El lavado de dinero ya no se detecta siguiendo solamente la plata
La revolución tecnológica transformó los delitos financieros y obliga a evolucionar los sistemas de prevención: ya no alcanza con mirar las transacciones.
Durante años, la receta global para combatir el lavado de dinero fue casi un mantra, seguir la ruta del dinero, pero hoy se requiere una intervención más integral..
Archivo.Durante años, la receta global para combatir el lavado de dinero fue casi un mantra: "Follow the money". Seguir la plata. Ese modelo fue efectivo para un sistema financiero más estable y previsible. Pero la transformación digital cambió por completo la velocidad, los actores y las formas en que circula el dinero.
Mientras el sistema financiero incorporó billeteras virtuales, pagos instantáneos, fintechs, activos digitales y operaciones crossborder en tiempo real, también evolucionaron las tipologías delictivas. Los delitos financieros se volvieron más fragmentados, más tecnológicos y mucho más difíciles de detectar con herramientas tradicionales.

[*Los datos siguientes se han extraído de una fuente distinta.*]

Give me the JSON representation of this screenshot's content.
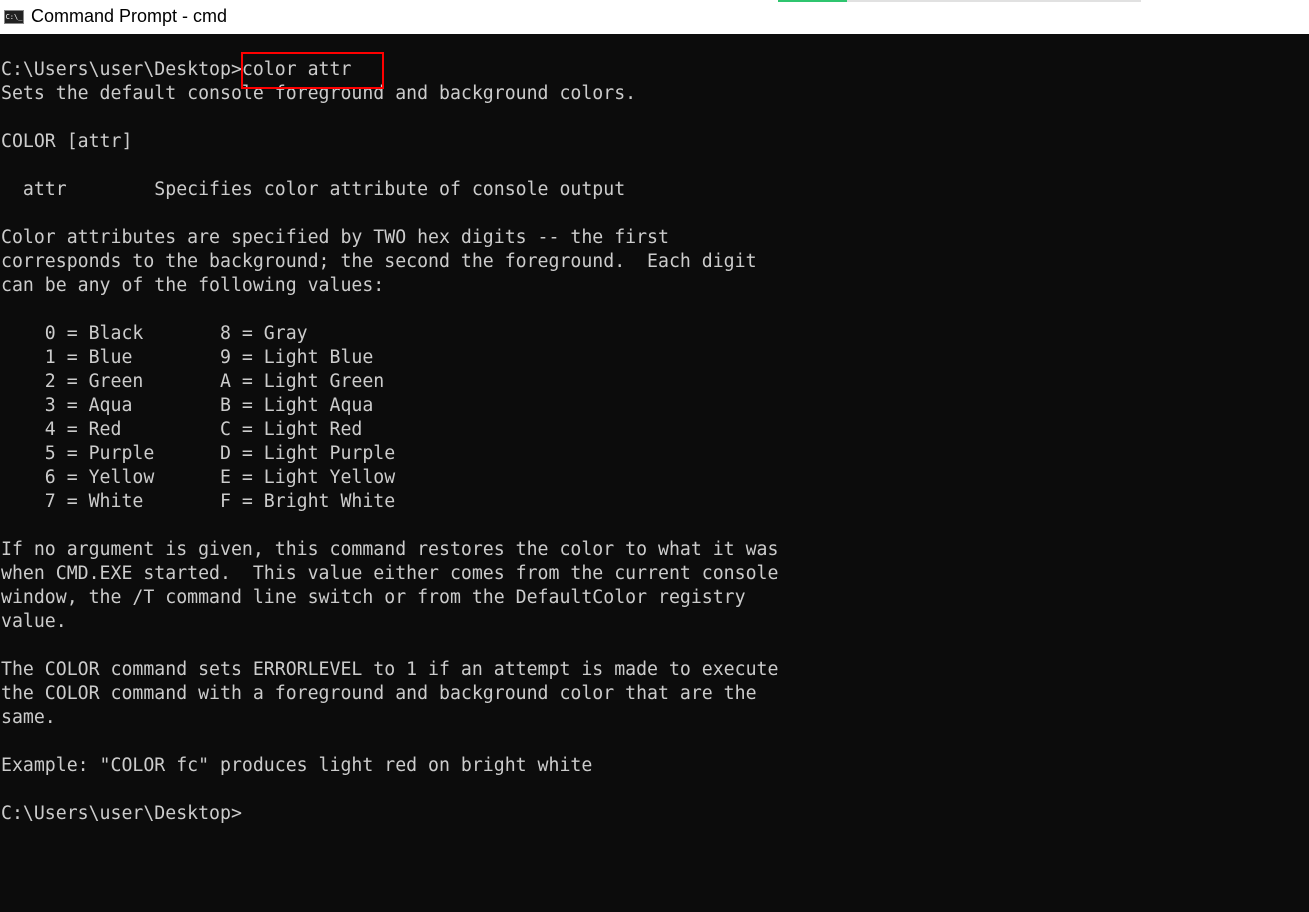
{
  "window": {
    "title": "Command Prompt - cmd",
    "icon": "cmd-icon",
    "icon_text": "C:\\_"
  },
  "progress": {
    "percent": 19,
    "fill_color": "#2fc56f"
  },
  "colors": {
    "background": "#0c0c0c",
    "foreground": "#cccccc",
    "highlight": "#ff0000"
  },
  "console": {
    "prompt": "C:\\Users\\user\\Desktop>",
    "command": "color attr",
    "lines": [
      "Sets the default console foreground and background colors.",
      "",
      "COLOR [attr]",
      "",
      "  attr        Specifies color attribute of console output",
      "",
      "Color attributes are specified by TWO hex digits -- the first",
      "corresponds to the background; the second the foreground.  Each digit",
      "can be any of the following values:",
      "",
      "    0 = Black       8 = Gray",
      "    1 = Blue        9 = Light Blue",
      "    2 = Green       A = Light Green",
      "    3 = Aqua        B = Light Aqua",
      "    4 = Red         C = Light Red",
      "    5 = Purple      D = Light Purple",
      "    6 = Yellow      E = Light Yellow",
      "    7 = White       F = Bright White",
      "",
      "If no argument is given, this command restores the color to what it was",
      "when CMD.EXE started.  This value either comes from the current console",
      "window, the /T command line switch or from the DefaultColor registry",
      "value.",
      "",
      "The COLOR command sets ERRORLEVEL to 1 if an attempt is made to execute",
      "the COLOR command with a foreground and background color that are the",
      "same.",
      "",
      "Example: \"COLOR fc\" produces light red on bright white",
      ""
    ],
    "final_prompt": "C:\\Users\\user\\Desktop>"
  }
}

Muchas veces, las operaciones parecen normales cuando se las analiza de manera aislada. El desafío aparece cuando se observa el contexto completo: quién opera, cómo se comporta, qué relaciones existen entre los participantes y qué patrones se repiten detrás de transacciones aparentemente legítimas.
Por eso empieza a consolidarse un cambio profundo en materia de PLA/FT a nivel global: pasar de reglas rígidas basadas únicamente en transacciones hacia modelos más dinámicos apoyados en patrones, comportamientos y análisis contextual.
Tecnología y delito
Los delitos financieros se volvieron más tecnológicos. Un ejemplo concreto de esta tendencia aparece en un reciente documento de FinCEN —la agencia del Tesoro de Estados Unidos especializada en delitos financieros, vinculado al caso conocido como "Operation Gold Rush".
La investigación expone una organización criminal internacional que utilizó compañías médicas ficticias, identidades robadas y estructuras internacionales para defraudar al sistema de salud estadounidense por montos multimillonarios. Los fondos eran movidos luego mediante bancos, sociedades pantalla y activos digitales hacia distintas jurisdicciones.
Lo más relevante no fue solo el esquema delictivo: fue que la detección no dependió únicamente de monitorear movimientos de dinero, sino de conectar patrones, relaciones y comportamientos que individualmente podían parecer normales.
FinCEN incorporó en su análisis indicadores como conexiones entre cuentas desde la misma dirección IP, cambios abruptos en estructuras societarias y operaciones inconsistentes con el perfil económico del cliente.
Ahí empieza a tomar forma un concepto que probablemente gane cada vez más protagonismo: Framel. La idea detrás de este enfoque es integrar capacidades de prevención de fraude, lavado de activos, inteligencia financiera y análisis conductual dentro de una misma estrategia.
En la práctica, implica reconocer que muchos riesgos financieros modernos no pueden entenderse de manera separada. Las mismas herramientas que permiten detectar fraude digital, identidades sintéticas o comportamientos anómalos empiezan a ser fundamentales para identificar esquemas complejos de lavado de dinero.
En paralelo, la tecnología ofrece herramientas cada vez más sofisticadas: inteligencia artificial, analytics, machine learning y modelos de detección de anomalías permiten hoy identificar relaciones invisibles para los sistemas tradicionales. El propio gobierno estadounidense anunció la creación de un "Health Care Fraud Data Fusion Center", orientado a integrar datos, inteligencia y capacidades tecnológicas para detectar esquemas complejos.
El contexto
El monitoreo transaccional sigue siendo indispensable. El monitoreo ya no resulta suficiente por sí solo. El verdadero desafío ahora pasa por comprender el contexto completo detrás de cada operación: quién es el cliente, cómo se comporta, con quién se relaciona y qué lógica tiene lo que hace.
Las reglas basadas exclusivamente en umbrales empiezan a convivir con modelos mucho más inteligentes, flexibles y apoyados en comportamiento. Porque en el nuevo ecosistema financiero, entender cómo se comporta el riesgo puede ser tan importante como seguir el dinero.
* Agustín Pesce. Ex Director del BCRA – Director Ejecutivo de Guardline.